SEBI Guidelines pertaining to Primary Market
SEBI has brought out a number of guidelines from time to time for primary market, secondary market, mutual funds, merchant bankers, foreign institutional investors, investor protection etc

SEBI Guidelines to Primary Market

New company: A new company is one which has not completed 12 months commercial production and does not have audited results and where the promoters do not have a track record. These companies will have to issue shares only at par.

New company set up by existing company:
When a new company is set up by existing companies with a five year track record of consistent profitability and a contribution of at least 50% in the equity of new company, it can issue its share at premium.

Privately and closely held companies
The private and closely held companies having a track record of consistent profitability for at least three years, shall be permitted to price their issues freely with consultation with lead managers to the issue.

Existing listed companies

The existing listed companies will be allowed to raise fresh capital by freely pricing expanded capital provided the promoter’s contribution is 50% on first Rs.100 crores of issue, 50% on the next Rs.200 crores, 30% on the next Rs.300 crores and 15% on balance issue amount.

Reservation of issues

Reservations under public subscription for various categories of persons is made in the following manner.
1) Permanent employees 10%
2) Indian mutual funds 20%
3) Foreign institutional investors 15%
4) Development financial institutions 20%
5) Shareholders of group of companies 10%

Composite issue
Composite issue is right issue cum public issue by existing listed companies. They are allowed differential pricing. They can charge different prices as compared to right shareholders. But justification for the price difference should be given in the offer document.
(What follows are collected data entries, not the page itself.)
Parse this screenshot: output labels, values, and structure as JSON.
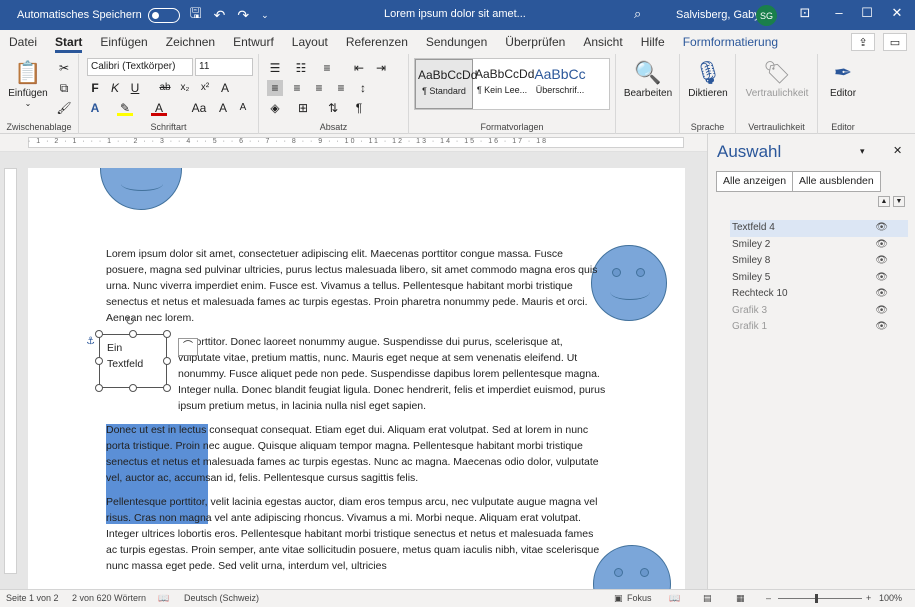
{
  "titlebar": {
    "autosave_label": "Automatisches Speichern",
    "autosave_state": "Aus",
    "doc_title": "Lorem ipsum dolor sit amet...",
    "user_name": "Salvisberg, Gaby",
    "user_initials": "SG"
  },
  "tabs": [
    "Datei",
    "Start",
    "Einfügen",
    "Zeichnen",
    "Entwurf",
    "Layout",
    "Referenzen",
    "Sendungen",
    "Überprüfen",
    "Ansicht",
    "Hilfe",
    "Formformatierung"
  ],
  "ribbon": {
    "clipboard": {
      "paste": "Einfügen",
      "label": "Zwischenablage"
    },
    "font": {
      "name": "Calibri (Textkörper)",
      "size": "11",
      "label": "Schriftart"
    },
    "paragraph": {
      "label": "Absatz"
    },
    "styles": {
      "items": [
        {
          "preview": "AaBbCcDd",
          "name": "¶ Standard"
        },
        {
          "preview": "AaBbCcDd",
          "name": "¶ Kein Lee..."
        },
        {
          "preview": "AaBbCc",
          "name": "Überschrif..."
        }
      ],
      "label": "Formatvorlagen"
    },
    "editing": {
      "button": "Bearbeiten"
    },
    "voice": {
      "button": "Diktieren",
      "label": "Sprache"
    },
    "sensitivity": {
      "button": "Vertraulichkeit",
      "label": "Vertraulichkeit"
    },
    "editor": {
      "button": "Editor",
      "label": "Editor"
    }
  },
  "document": {
    "paragraphs": [
      "Lorem ipsum dolor sit amet, consectetuer adipiscing elit. Maecenas porttitor congue massa. Fusce posuere, magna sed pulvinar ultricies, purus lectus malesuada libero, sit amet commodo magna eros quis urna. Nunc viverra imperdiet enim. Fusce est. Vivamus a tellus. Pellentesque habitant morbi tristique senectus et netus et malesuada fames ac turpis egestas. Proin pharetra nonummy pede. Mauris et orci. Aenean nec lorem.",
      "In porttitor. Donec laoreet nonummy augue. Suspendisse dui purus, scelerisque at, vulputate vitae, pretium mattis, nunc. Mauris eget neque at sem venenatis eleifend. Ut nonummy. Fusce aliquet pede non pede. Suspendisse dapibus lorem pellentesque magna. Integer nulla. Donec blandit feugiat ligula. Donec hendrerit, felis et imperdiet euismod, purus ipsum pretium metus, in lacinia nulla nisl eget sapien.",
      "Donec ut est in lectus consequat consequat. Etiam eget dui. Aliquam erat volutpat. Sed at lorem in nunc porta tristique. Proin nec augue. Quisque aliquam tempor magna. Pellentesque habitant morbi tristique senectus et netus et malesuada fames ac turpis egestas. Nunc ac magna. Maecenas odio dolor, vulputate vel, auctor ac, accumsan id, felis. Pellentesque cursus sagittis felis.",
      "Pellentesque porttitor, velit lacinia egestas auctor, diam eros tempus arcu, nec vulputate augue magna vel risus. Cras non magna vel ante adipiscing rhoncus. Vivamus a mi. Morbi neque. Aliquam erat volutpat. Integer ultrices lobortis eros. Pellentesque habitant morbi tristique senectus et netus et malesuada fames ac turpis egestas. Proin semper, ante vitae sollicitudin posuere, metus quam iaculis nibh, vitae scelerisque nunc massa eget pede. Sed velit urna, interdum vel, ultricies"
    ],
    "textbox_text": "Ein Textfeld"
  },
  "selection_pane": {
    "title": "Auswahl",
    "show_all": "Alle anzeigen",
    "hide_all": "Alle ausblenden",
    "items": [
      {
        "name": "Textfeld 4",
        "state": "active"
      },
      {
        "name": "Smiley 2",
        "state": "visible"
      },
      {
        "name": "Smiley 8",
        "state": "visible"
      },
      {
        "name": "Smiley 5",
        "state": "visible"
      },
      {
        "name": "Rechteck 10",
        "state": "visible"
      },
      {
        "name": "Grafik 3",
        "state": "dim"
      },
      {
        "name": "Grafik 1",
        "state": "dim"
      }
    ]
  },
  "statusbar": {
    "page": "Seite 1 von 2",
    "words": "2 von 620 Wörtern",
    "language": "Deutsch (Schweiz)",
    "focus": "Fokus",
    "zoom": "100%"
  }
}
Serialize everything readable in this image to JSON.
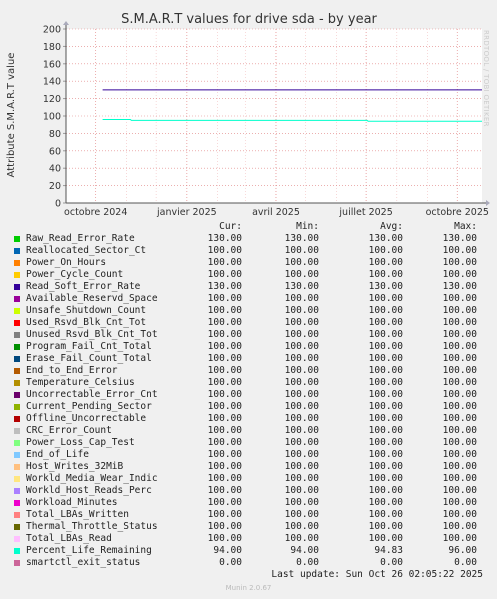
{
  "chart_data": {
    "type": "line",
    "title": "S.M.A.R.T values for drive sda - by year",
    "ylabel": "Attribute S.M.A.R.T value",
    "xlabel": "",
    "ylim": [
      0,
      200
    ],
    "yticks": [
      0,
      20,
      40,
      60,
      80,
      100,
      120,
      140,
      160,
      180,
      200
    ],
    "xlim": [
      "2024-09-01",
      "2025-10-26"
    ],
    "xticks": [
      {
        "label": "octobre 2024",
        "date": "2024-10-01"
      },
      {
        "label": "janvier 2025",
        "date": "2025-01-01"
      },
      {
        "label": "avril 2025",
        "date": "2025-04-01"
      },
      {
        "label": "juillet 2025",
        "date": "2025-07-01"
      },
      {
        "label": "octobre 2025",
        "date": "2025-10-01"
      }
    ],
    "grid": true,
    "side_text": "RRDTOOL / TOBI OETIKER",
    "series": [
      {
        "name": "Raw_Read_Error_Rate",
        "color": "#00cc00",
        "cur": "130.00",
        "min": "130.00",
        "avg": "130.00",
        "max": "130.00"
      },
      {
        "name": "Reallocated_Sector_Ct",
        "color": "#0066b3",
        "cur": "100.00",
        "min": "100.00",
        "avg": "100.00",
        "max": "100.00"
      },
      {
        "name": "Power_On_Hours",
        "color": "#ff8000",
        "cur": "100.00",
        "min": "100.00",
        "avg": "100.00",
        "max": "100.00"
      },
      {
        "name": "Power_Cycle_Count",
        "color": "#ffcc00",
        "cur": "100.00",
        "min": "100.00",
        "avg": "100.00",
        "max": "100.00"
      },
      {
        "name": "Read_Soft_Error_Rate",
        "color": "#330099",
        "cur": "130.00",
        "min": "130.00",
        "avg": "130.00",
        "max": "130.00"
      },
      {
        "name": "Available_Reservd_Space",
        "color": "#990099",
        "cur": "100.00",
        "min": "100.00",
        "avg": "100.00",
        "max": "100.00"
      },
      {
        "name": "Unsafe_Shutdown_Count",
        "color": "#ccff00",
        "cur": "100.00",
        "min": "100.00",
        "avg": "100.00",
        "max": "100.00"
      },
      {
        "name": "Used_Rsvd_Blk_Cnt_Tot",
        "color": "#ff0000",
        "cur": "100.00",
        "min": "100.00",
        "avg": "100.00",
        "max": "100.00"
      },
      {
        "name": "Unused_Rsvd_Blk_Cnt_Tot",
        "color": "#808080",
        "cur": "100.00",
        "min": "100.00",
        "avg": "100.00",
        "max": "100.00"
      },
      {
        "name": "Program_Fail_Cnt_Total",
        "color": "#008f00",
        "cur": "100.00",
        "min": "100.00",
        "avg": "100.00",
        "max": "100.00"
      },
      {
        "name": "Erase_Fail_Count_Total",
        "color": "#00487d",
        "cur": "100.00",
        "min": "100.00",
        "avg": "100.00",
        "max": "100.00"
      },
      {
        "name": "End_to_End_Error",
        "color": "#b35a00",
        "cur": "100.00",
        "min": "100.00",
        "avg": "100.00",
        "max": "100.00"
      },
      {
        "name": "Temperature_Celsius",
        "color": "#b38f00",
        "cur": "100.00",
        "min": "100.00",
        "avg": "100.00",
        "max": "100.00"
      },
      {
        "name": "Uncorrectable_Error_Cnt",
        "color": "#6b006b",
        "cur": "100.00",
        "min": "100.00",
        "avg": "100.00",
        "max": "100.00"
      },
      {
        "name": "Current_Pending_Sector",
        "color": "#8fb300",
        "cur": "100.00",
        "min": "100.00",
        "avg": "100.00",
        "max": "100.00"
      },
      {
        "name": "Offline_Uncorrectable",
        "color": "#b30000",
        "cur": "100.00",
        "min": "100.00",
        "avg": "100.00",
        "max": "100.00"
      },
      {
        "name": "CRC_Error_Count",
        "color": "#bebebe",
        "cur": "100.00",
        "min": "100.00",
        "avg": "100.00",
        "max": "100.00"
      },
      {
        "name": "Power_Loss_Cap_Test",
        "color": "#80ff80",
        "cur": "100.00",
        "min": "100.00",
        "avg": "100.00",
        "max": "100.00"
      },
      {
        "name": "End_of_Life",
        "color": "#80c9ff",
        "cur": "100.00",
        "min": "100.00",
        "avg": "100.00",
        "max": "100.00"
      },
      {
        "name": "Host_Writes_32MiB",
        "color": "#ffc080",
        "cur": "100.00",
        "min": "100.00",
        "avg": "100.00",
        "max": "100.00"
      },
      {
        "name": "Workld_Media_Wear_Indic",
        "color": "#ffe680",
        "cur": "100.00",
        "min": "100.00",
        "avg": "100.00",
        "max": "100.00"
      },
      {
        "name": "Workld_Host_Reads_Perc",
        "color": "#aa80ff",
        "cur": "100.00",
        "min": "100.00",
        "avg": "100.00",
        "max": "100.00"
      },
      {
        "name": "Workload_Minutes",
        "color": "#ee00cc",
        "cur": "100.00",
        "min": "100.00",
        "avg": "100.00",
        "max": "100.00"
      },
      {
        "name": "Total_LBAs_Written",
        "color": "#ff8080",
        "cur": "100.00",
        "min": "100.00",
        "avg": "100.00",
        "max": "100.00"
      },
      {
        "name": "Thermal_Throttle_Status",
        "color": "#666600",
        "cur": "100.00",
        "min": "100.00",
        "avg": "100.00",
        "max": "100.00"
      },
      {
        "name": "Total_LBAs_Read",
        "color": "#ffbfff",
        "cur": "100.00",
        "min": "100.00",
        "avg": "100.00",
        "max": "100.00"
      },
      {
        "name": "Percent_Life_Remaining",
        "color": "#00ffcc",
        "cur": "94.00",
        "min": "94.00",
        "avg": "94.83",
        "max": "96.00"
      },
      {
        "name": "smartctl_exit_status",
        "color": "#cc6699",
        "cur": "0.00",
        "min": "0.00",
        "avg": "0.00",
        "max": "0.00"
      }
    ],
    "lines": [
      {
        "series": "Read_Soft_Error_Rate",
        "color": "#330099",
        "points": [
          [
            "2024-10-08",
            130
          ],
          [
            "2025-10-26",
            130
          ]
        ]
      },
      {
        "series": "Percent_Life_Remaining",
        "color": "#00ffcc",
        "points": [
          [
            "2024-10-08",
            96
          ],
          [
            "2024-11-05",
            96
          ],
          [
            "2024-11-06",
            95
          ],
          [
            "2025-07-02",
            95
          ],
          [
            "2025-07-03",
            94
          ],
          [
            "2025-10-26",
            94
          ]
        ]
      },
      {
        "series": "smartctl_exit_status",
        "color": "#cc6699",
        "points": [
          [
            "2024-10-08",
            0
          ],
          [
            "2025-10-26",
            0
          ]
        ]
      }
    ]
  },
  "legend": {
    "headers": {
      "cur": "Cur:",
      "min": "Min:",
      "avg": "Avg:",
      "max": "Max:"
    }
  },
  "footer": {
    "last_update": "Last update: Sun Oct 26 02:05:22 2025",
    "version": "Munin 2.0.67"
  }
}
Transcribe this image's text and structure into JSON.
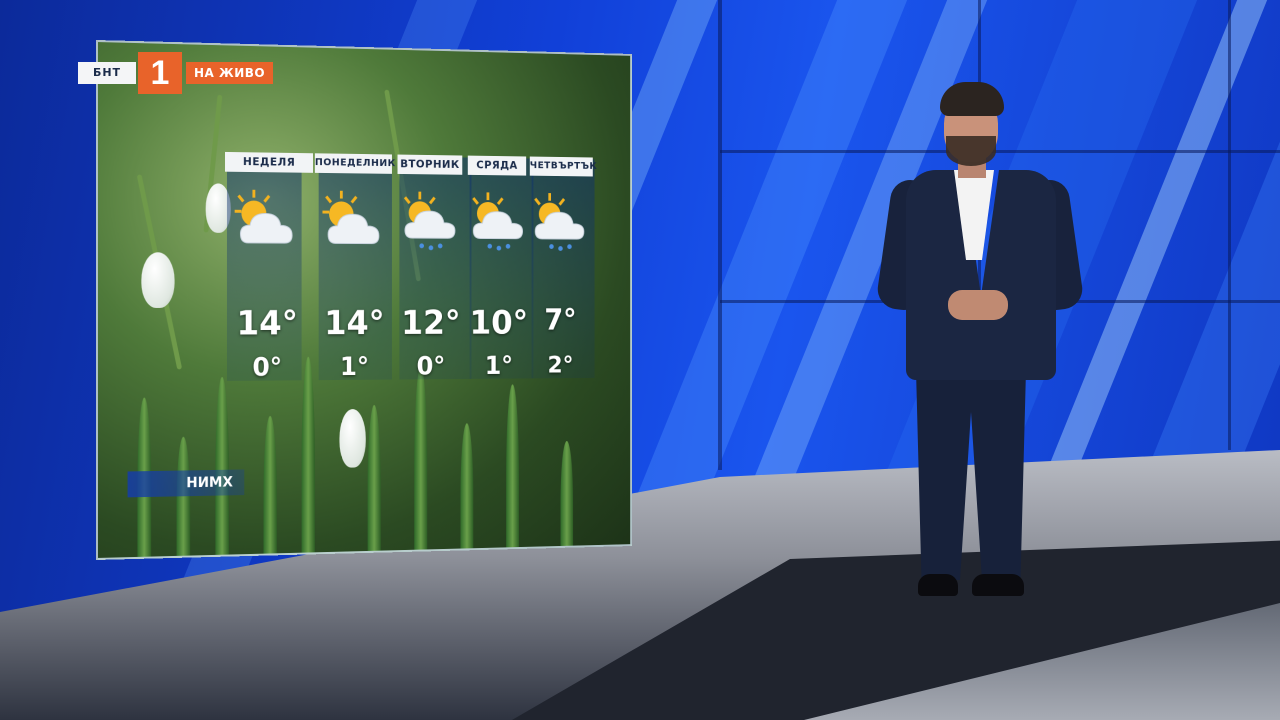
{
  "channel": {
    "name_strip": "БНТ",
    "number": "1",
    "live_label": "НА ЖИВО",
    "accent_color": "#e8632a"
  },
  "forecast": {
    "source": "НИМХ",
    "days": [
      {
        "label": "НЕДЕЛЯ",
        "icon": "sun-behind-cloud-icon",
        "high": "14°",
        "low": "0°"
      },
      {
        "label": "ПОНЕДЕЛНИК",
        "icon": "sun-behind-cloud-icon",
        "high": "14°",
        "low": "1°"
      },
      {
        "label": "ВТОРНИК",
        "icon": "sun-cloud-rain-icon",
        "high": "12°",
        "low": "0°"
      },
      {
        "label": "СРЯДА",
        "icon": "sun-cloud-rain-icon",
        "high": "10°",
        "low": "1°"
      },
      {
        "label": "ЧЕТВЪРТЪК",
        "icon": "sun-cloud-rain-icon",
        "high": "7°",
        "low": "2°"
      }
    ]
  }
}
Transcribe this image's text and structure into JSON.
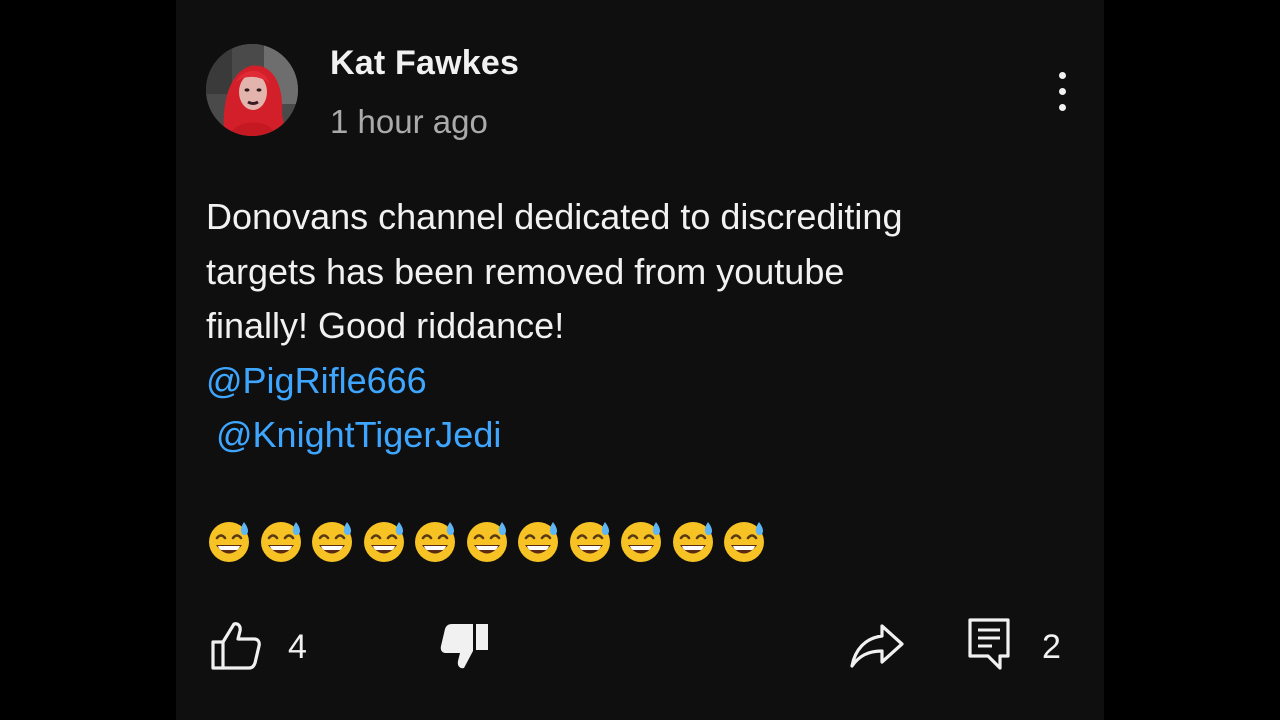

Guidelines for public issue
1) Abridged (shortened) prospectus has to be attached with every application.
2) A company has to highlight the risk factors in the prospectus.
3) Objectives of the issue and cost of project should be mentioned in the prospectus.
4) Company’s management, past history and present business should be highlighted.
5) Last 3 years capital issues made by the company with other listed companies of the same management should be stated.
6) Justification for premium if any is to be stated
7) Subscription list for public issues should be kept open for minimum 3 days.
8) Collection centres should be at least 30 which include all centres with stock exchange.
9) Collection agents should not collect application money in cash.
10) The quantum of issue shall not exceed the amount specified in the prospectus.
11) Compliance report in the prescribed form should be submitted to SEBI within 45 days from the date of closure of issue.
12) The allotments have to be made in multiples of tradable lot of 100 shares of Rs.10 each.
13) Issues by way of bonus, rights, etc. to be made in appropriate lots to minimize odd lots.
14) If minimum subscription of 90% has not been received, the entire amount is to be refunded to investors within 120 days.
15) The capital issue should be fully paid up within 120 days.
16) Underwriting has been made mandatory.
17) Limit has been increased from Rs.3 crores to Rs.5 crores for listing of companies.
18) The gap of closure dates of public issue and public issue should not exceed 30 days.